Il ne supporte pas qu’elle puisse contrôler sa vie. Mais contrôler quoi ? Qui ?
Léa a simplement changer de métier
. Elle est toujours la même.
Certes, son nouveau job n’est pas banal, écrivain à succès de surcroît
. Rapport de pouvoir entre Léa et Karine : cette dernière semble avoir toujours aussi dominé Léa. Elle se croit supérieure à Léa. Ses moqueries ne sont pas innocentes. On perçoit qu’elle sous-estime la valeur réelle de Léa. Il en est de même avec son mari Francis : elle n’est jamais loin de le dévaloriser.
Jalouse, frustrée, elle choisira aussi la fuite avec reproches. Au lieu d’encenser, d’accompagner, Léa dans son succès, Marc, Karine et Francis lui reprocheront son succès
.
Daniel Cohen, le réalisateur, protège Léa en évitant que celle-ci prenne la grosse tête. Cependant, il ne parvient pas à me faire aimer ses personnages. Hormis Léa trop effacée, tous sont désagréables. Si les amis étaient dans l’incompréhension, j’étais aussi dans l’incompréhension de leurs comportements. Ça devenait insupportable. Etait-ce le but du réalisateur ? Dans ce cas, mission accomplie. Mais le risque c’est de mettre à distance le spectateur. Moi, je suis resté à distance. J’ai regardé tout ce petit monde mesquin en retrait. J’étais juste content pour Léa. Mais à distance. Aucune envie de la prendre dans mes bras. Le jeu même de Léa ne parvenait pas à m’émouvoir. La faute à qui ? Au réalisateur sans doute. A une réalisation assez froide, à quelques dialogues lourdingues, à des portraits qui manquaient de caractère. Ça frisait par moment la caricature. J’ai aussi apprécié les scènes où Karine et Francis cherchent à devenir artistes, s’essayent pour réussir un bon coup. Mais à distance. J’ai été attentionné par la tirade de Karine sur l’aveuglement. Je peux comprendre que l’on ne comprenne pas un succès. Nous sommes tous dans ce raisonnement. Combien d’entre nous critiquons tel ou tel artiste que nous n’aimons pas.

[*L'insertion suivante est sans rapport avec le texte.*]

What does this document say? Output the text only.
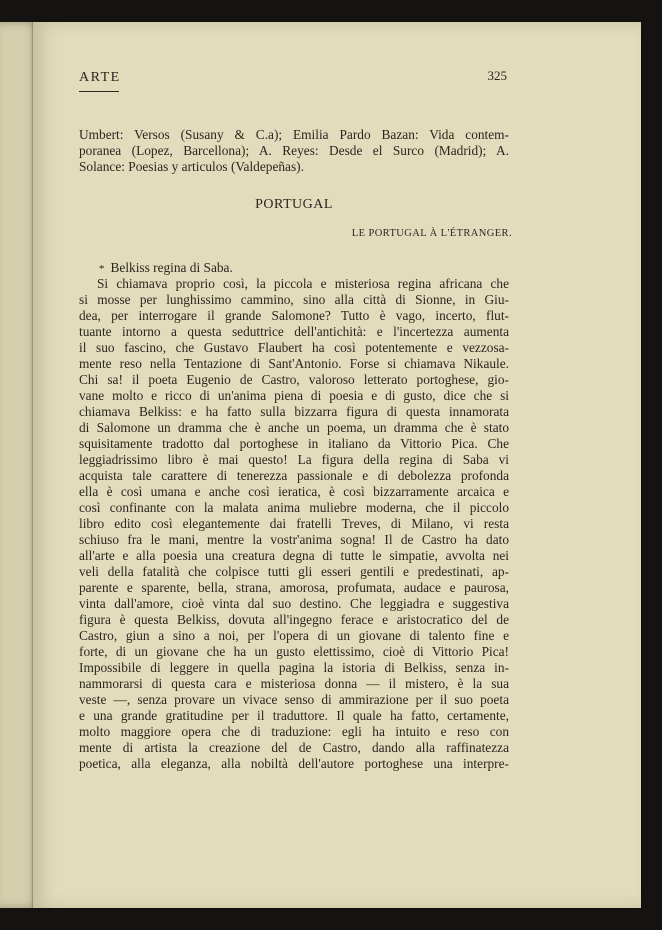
ARTE	325
Umbert: Versos (Susany & C.a); Emilia Pardo Bazan: Vida contem-
poranea (Lopez, Barcellona); A. Reyes: Desde el Surco (Madrid); A.
Solance: Poesias y articulos (Valdepeñas).
PORTUGAL
LE PORTUGAL À L'ÉTRANGER.
* Belkiss regina di Saba.
Si chiamava proprio così, la piccola e misteriosa regina africana che
si mosse per lunghissimo cammino, sino alla città di Sionne, in Giu-
dea, per interrogare il grande Salomone? Tutto è vago, incerto, flut-
tuante intorno a questa seduttrice dell'antichità: e l'incertezza aumenta
il suo fascino, che Gustavo Flaubert ha così potentemente e vezzosa-
mente reso nella Tentazione di Sant'Antonio. Forse si chiamava Nikaule.
Chi sa! il poeta Eugenio de Castro, valoroso letterato portoghese, gio-
vane molto e ricco di un'anima piena di poesia e di gusto, dice che si
chiamava Belkiss: e ha fatto sulla bizzarra figura di questa innamorata
di Salomone un dramma che è anche un poema, un dramma che è stato
squisitamente tradotto dal portoghese in italiano da Vittorio Pica. Che
leggiadrissimo libro è mai questo! La figura della regina di Saba vi
acquista tale carattere di tenerezza passionale e di debolezza profonda
ella è così umana e anche così ieratica, è così bizzarramente arcaica e
così confinante con la malata anima muliebre moderna, che il piccolo
libro edito così elegantemente dai fratelli Treves, di Milano, vi resta
schiuso fra le mani, mentre la vostr'anima sogna! Il de Castro ha dato
all'arte e alla poesia una creatura degna di tutte le simpatie, avvolta nei
veli della fatalità che colpisce tutti gli esseri gentili e predestinati, ap-
parente e sparente, bella, strana, amorosa, profumata, audace e paurosa,
vinta dall'amore, cioè vinta dal suo destino. Che leggiadra e suggestiva
figura è questa Belkiss, dovuta all'ingegno ferace e aristocratico del de
Castro, giun a sino a noi, per l'opera di un giovane di talento fine e
forte, di un giovane che ha un gusto elettissimo, cioè di Vittorio Pica!
Impossibile di leggere in quella pagina la istoria di Belkiss, senza in-
nammorarsi di questa cara e misteriosa donna — il mistero, è la sua
veste —, senza provare un vivace senso di ammirazione per il suo poeta
e una grande gratitudine per il traduttore. Il quale ha fatto, certamente,
molto maggiore opera che di traduzione: egli ha intuito e reso con
mente di artista la creazione del de Castro, dando alla raffinatezza
poetica, alla eleganza, alla nobiltà dell'autore portoghese una interpre-
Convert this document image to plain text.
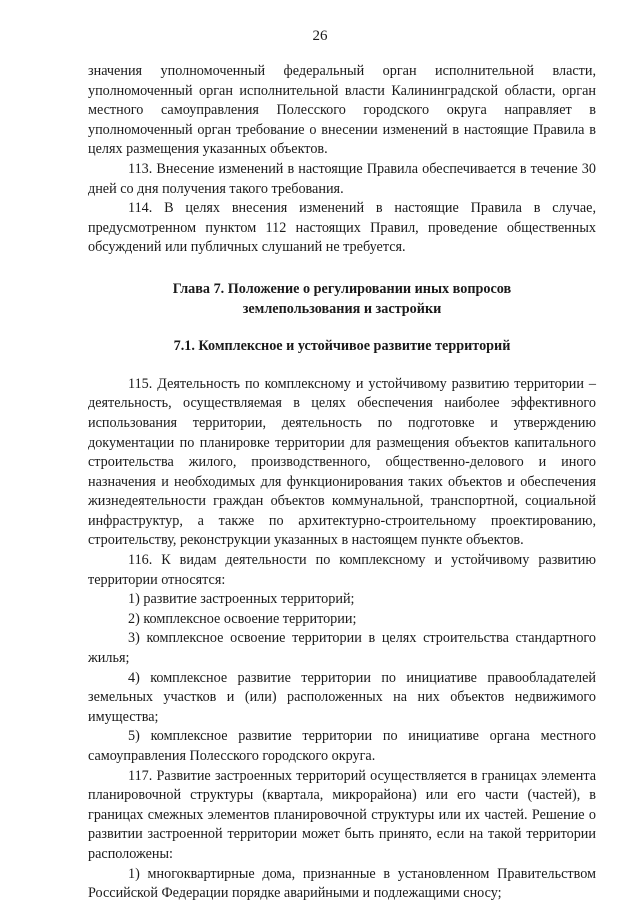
26

значения уполномоченный федеральный орган исполнительной власти, уполномоченный орган исполнительной власти Калининградской области, орган местного самоуправления Полесского городского округа направляет в уполномоченный орган требование о внесении изменений в настоящие Правила в целях размещения указанных объектов.

113. Внесение изменений в настоящие Правила обеспечивается в течение 30 дней со дня получения такого требования.

114. В целях внесения изменений в настоящие Правила в случае, предусмотренном пунктом 112 настоящих Правил, проведение общественных обсуждений или публичных слушаний не требуется.

Глава 7. Положение о регулировании иных вопросов
землепользования и застройки

7.1. Комплексное и устойчивое развитие территорий

115. Деятельность по комплексному и устойчивому развитию территории – деятельность, осуществляемая в целях обеспечения наиболее эффективного использования территории, деятельность по подготовке и утверждению документации по планировке территории для размещения объектов капитального строительства жилого, производственного, общественно-делового и иного назначения и необходимых для функционирования таких объектов и обеспечения жизнедеятельности граждан объектов коммунальной, транспортной, социальной инфраструктур, а также по архитектурно-строительному проектированию, строительству, реконструкции указанных в настоящем пункте объектов.

116. К видам деятельности по комплексному и устойчивому развитию территории относятся:

1) развитие застроенных территорий;

2) комплексное освоение территории;

3) комплексное освоение территории в целях строительства стандартного жилья;

4) комплексное развитие территории по инициативе правообладателей земельных участков и (или) расположенных на них объектов недвижимого имущества;

5) комплексное развитие территории по инициативе органа местного самоуправления Полесского городского округа.

117. Развитие застроенных территорий осуществляется в границах элемента планировочной структуры (квартала, микрорайона) или его части (частей), в границах смежных элементов планировочной структуры или их частей. Решение о развитии застроенной территории может быть принято, если на такой территории расположены:

1) многоквартирные дома, признанные в установленном Правительством Российской Федерации порядке аварийными и подлежащими сносу;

Ne disons-nous pas « Comment se fait-il qu’il (elle) ait du succès ? » « Il (elle) est pistonné(e) ! » « C’est nul ce qu’il (elle) chante ». Je salue la prestation de Vincent Cassel qui ne cabotine pas et qui interprète un type lambda simple employé nourri de clichés grossiers sur les artistes. Si morale il y a : on ne s’improvise pas artiste. C’est un état d’esprit. C’est viscéral. Ce n'est pas donné à tout le monde.